Lucius Anneu Sêneca dizia que “o que o homem vê fora dele ele tem dentro dele”, como que a insinuar que as pessoas são nossos espelhos. Nós vemos nos próximos os defeitos que nós temos dentro de nós mesmos. E nos qualificam para o mal.
Estas são apenas algumas analogias que se pode fazer entre as diversas áreas do saber humano como que a demonstrar que o conhecimento – scientia, em latim – é único. A divisão feita pelo homem – sobretudo para efeitos didáticos – somente pode ser entendida como algo que facilite a compreensão. Mas a unidade é clara. E mostra o todo, sempre formado pela soma das partes.
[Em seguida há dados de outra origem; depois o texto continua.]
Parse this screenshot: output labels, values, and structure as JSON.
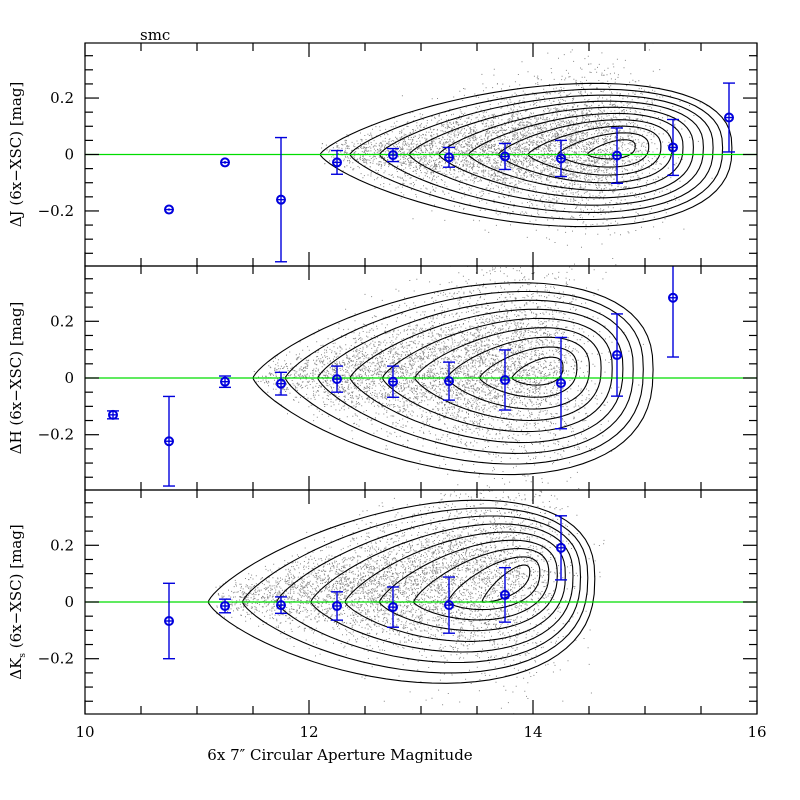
{
  "chart_data": {
    "type": "scatter",
    "title": "smc",
    "xlabel": "6x 7″ Circular Aperture Magnitude",
    "xlim": [
      10,
      16
    ],
    "x_ticks": [
      10,
      12,
      14,
      16
    ],
    "x_tick_labels": [
      "10",
      "12",
      "14",
      "16"
    ],
    "x_minor_step": 0.5,
    "reference_line": {
      "y": 0,
      "color": "#00dd00"
    },
    "colors": {
      "points": "#0000dd",
      "contours": "#000000",
      "scatter": "#888888",
      "frame": "#000000"
    },
    "panels": [
      {
        "id": "J",
        "ylabel_prefix": "ΔJ",
        "ylabel_sub": "",
        "ylabel_suffix": " (6x−XSC) [mag]",
        "ylim": [
          -0.395,
          0.395
        ],
        "y_ticks": [
          -0.2,
          0,
          0.2
        ],
        "y_tick_labels": [
          "−0.2",
          "0",
          "0.2"
        ],
        "y_minor_step": 0.05,
        "points": [
          {
            "x": 10.75,
            "y": -0.195,
            "err": 0.004
          },
          {
            "x": 11.25,
            "y": -0.028,
            "err": 0.005
          },
          {
            "x": 11.75,
            "y": -0.16,
            "err": 0.22
          },
          {
            "x": 12.25,
            "y": -0.028,
            "err": 0.042
          },
          {
            "x": 12.75,
            "y": -0.002,
            "err": 0.023
          },
          {
            "x": 13.25,
            "y": -0.01,
            "err": 0.035
          },
          {
            "x": 13.75,
            "y": -0.007,
            "err": 0.046
          },
          {
            "x": 14.25,
            "y": -0.014,
            "err": 0.064
          },
          {
            "x": 14.75,
            "y": -0.004,
            "err": 0.098
          },
          {
            "x": 15.25,
            "y": 0.025,
            "err": 0.099
          },
          {
            "x": 15.75,
            "y": 0.131,
            "err": 0.122
          }
        ],
        "density": {
          "peak_x": 14.75,
          "peak_y": 0.03,
          "tail_x": 12.1,
          "tail_y": 0.0,
          "width": 0.3,
          "right_x": 15.7,
          "levels": 10
        }
      },
      {
        "id": "H",
        "ylabel_prefix": "ΔH",
        "ylabel_sub": "",
        "ylabel_suffix": " (6x−XSC) [mag]",
        "ylim": [
          -0.395,
          0.395
        ],
        "y_ticks": [
          -0.2,
          0,
          0.2
        ],
        "y_tick_labels": [
          "−0.2",
          "0",
          "0.2"
        ],
        "y_minor_step": 0.05,
        "points": [
          {
            "x": 10.25,
            "y": -0.13,
            "err": 0.014
          },
          {
            "x": 10.75,
            "y": -0.223,
            "err": 0.158
          },
          {
            "x": 11.25,
            "y": -0.013,
            "err": 0.02
          },
          {
            "x": 11.75,
            "y": -0.02,
            "err": 0.04
          },
          {
            "x": 12.25,
            "y": -0.004,
            "err": 0.046
          },
          {
            "x": 12.75,
            "y": -0.013,
            "err": 0.055
          },
          {
            "x": 13.25,
            "y": -0.011,
            "err": 0.067
          },
          {
            "x": 13.75,
            "y": -0.007,
            "err": 0.106
          },
          {
            "x": 14.25,
            "y": -0.018,
            "err": 0.161
          },
          {
            "x": 14.75,
            "y": 0.081,
            "err": 0.145
          },
          {
            "x": 15.25,
            "y": 0.283,
            "err": 0.209
          }
        ],
        "density": {
          "peak_x": 14.1,
          "peak_y": 0.04,
          "tail_x": 11.5,
          "tail_y": 0.0,
          "width": 0.4,
          "right_x": 15.0,
          "levels": 9
        }
      },
      {
        "id": "Ks",
        "ylabel_prefix": "ΔK",
        "ylabel_sub": "s",
        "ylabel_suffix": " (6x−XSC) [mag]",
        "ylim": [
          -0.395,
          0.395
        ],
        "y_ticks": [
          -0.2,
          0,
          0.2
        ],
        "y_tick_labels": [
          "−0.2",
          "0",
          "0.2"
        ],
        "y_minor_step": 0.05,
        "points": [
          {
            "x": 10.75,
            "y": -0.067,
            "err": 0.133
          },
          {
            "x": 11.25,
            "y": -0.014,
            "err": 0.024
          },
          {
            "x": 11.75,
            "y": -0.011,
            "err": 0.029
          },
          {
            "x": 12.25,
            "y": -0.014,
            "err": 0.05
          },
          {
            "x": 12.75,
            "y": -0.018,
            "err": 0.071
          },
          {
            "x": 13.25,
            "y": -0.011,
            "err": 0.099
          },
          {
            "x": 13.75,
            "y": 0.025,
            "err": 0.096
          },
          {
            "x": 14.25,
            "y": 0.191,
            "err": 0.113
          }
        ],
        "density": {
          "peak_x": 13.85,
          "peak_y": 0.11,
          "tail_x": 11.1,
          "tail_y": 0.0,
          "width": 0.38,
          "right_x": 14.5,
          "levels": 9
        }
      }
    ]
  }
}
É daí que vem a importância da anatomia, onde anah é conjunto e tomus é parte, fração, pedaço.
Quando Santo Agostinho diz que: 1- a missão do professor é apenas e tão somente despertar as virtualidades do educando”; 2- educar é ensinar a pensar, ele nos mostra que é daí que nasce a necessidade de se ter visão holística, do todo. Que o livro confere e o computador aborta.
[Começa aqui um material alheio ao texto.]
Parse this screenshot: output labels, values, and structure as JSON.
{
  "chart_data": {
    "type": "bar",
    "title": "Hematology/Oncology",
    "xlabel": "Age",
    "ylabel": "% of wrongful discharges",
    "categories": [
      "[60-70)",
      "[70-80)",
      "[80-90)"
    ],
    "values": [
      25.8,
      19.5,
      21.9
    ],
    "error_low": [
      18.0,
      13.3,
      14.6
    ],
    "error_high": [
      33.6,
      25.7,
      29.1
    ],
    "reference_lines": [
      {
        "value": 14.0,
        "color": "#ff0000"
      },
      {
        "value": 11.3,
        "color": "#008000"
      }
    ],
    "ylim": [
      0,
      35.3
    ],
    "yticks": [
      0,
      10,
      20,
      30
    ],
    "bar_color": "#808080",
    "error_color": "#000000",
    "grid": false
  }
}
Cinema e teatro fazem vir à tona o que está oculto. Pelo menos aparentemente oculto, concretizando a missão do artista que é, dentre outras, transformar em visível o que é invisível.
O teatro, entre os gregos, era igualmente estudado como instrumento da Medicina, facilitando a compreensão do que estava escrito no pórtico de Delfos: “conhece-te a ti mesmo”. Ou, em latim, noce te ipsum. O cinema, por seu lado, em nos mostrando o todo, abre nossos olhos sobre o que há em nosso redor.